Die Landschaft ist ähnlich, die Menschen sind es nicht. Ieva kommt aus dem ländlichen Litauen nach Schleswig-Holstein als eine Art Erwachsenen-Au-pair in die Familie Leysing. Daheim hat der Bruder den Hof der Großmutter verspekuliert und möchte auf diesem Weg die Schwester in Sicherheit bringen. Der wilde Osten weht aus dieser Geschichte, natürlich auch als Klischee. Zum Glück ist das nicht alles.
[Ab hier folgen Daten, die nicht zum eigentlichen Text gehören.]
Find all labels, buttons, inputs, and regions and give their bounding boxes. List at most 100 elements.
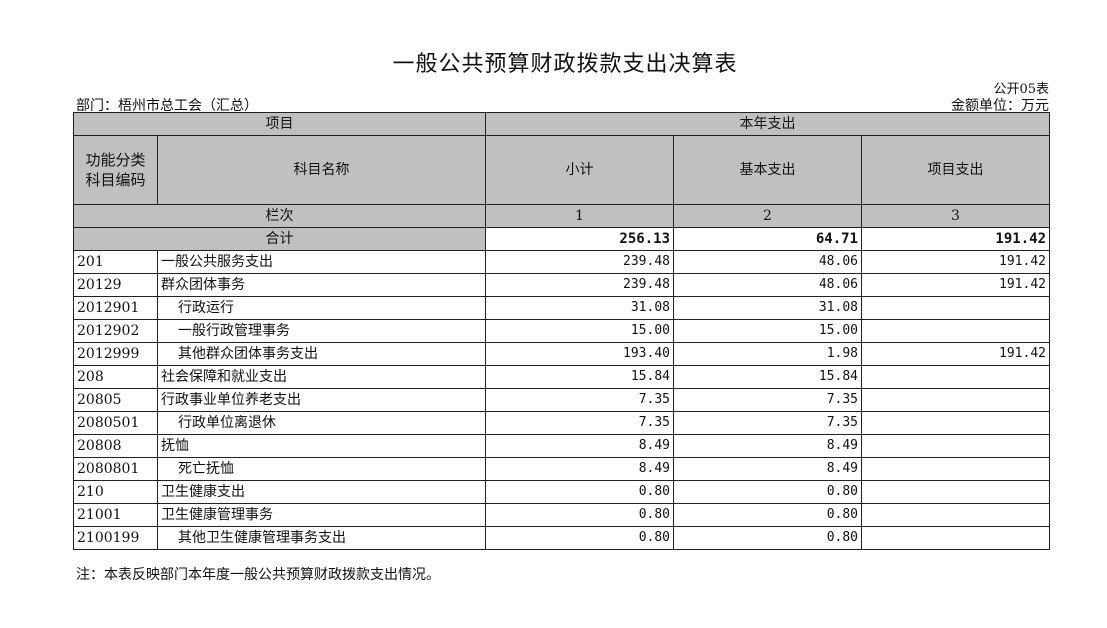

Denn während sich das Rentnerpaar die Aufnahme der EU-Neubürgerin als anspruchsvollen Kontaktversuch selbst verordnet hat, versucht es Ieva erst mal kulinarisch mit den Zeppelini: Kartoffelpiroggen mit fettem Schweinefleisch, die litauische Spezialität. Für die Hausherrin etwas zu glitschig auf der Gabel, für den ehemaligen Lehrer Robert Leysing immerhin ein Anfang – und für den Enkel Sven der Beginn einer Liebe, die bei der Oma auf große Vorbehalte stößt. Ieva wird als gefährliche Verführerin gesehen, einerseits lackiertes Landei, andererseits gerissenes Weib, und wahrscheinlich wird sie ihre ganze Sippe nachholen. Auch wenn der nachsichtigere Robert der jungen Litauerin Fahrstunden auf dem Rasenmäher gibt – beide bleiben Gastgeber der eigenen Angst. Ieva indes sucht per E-mail nach ihrem ...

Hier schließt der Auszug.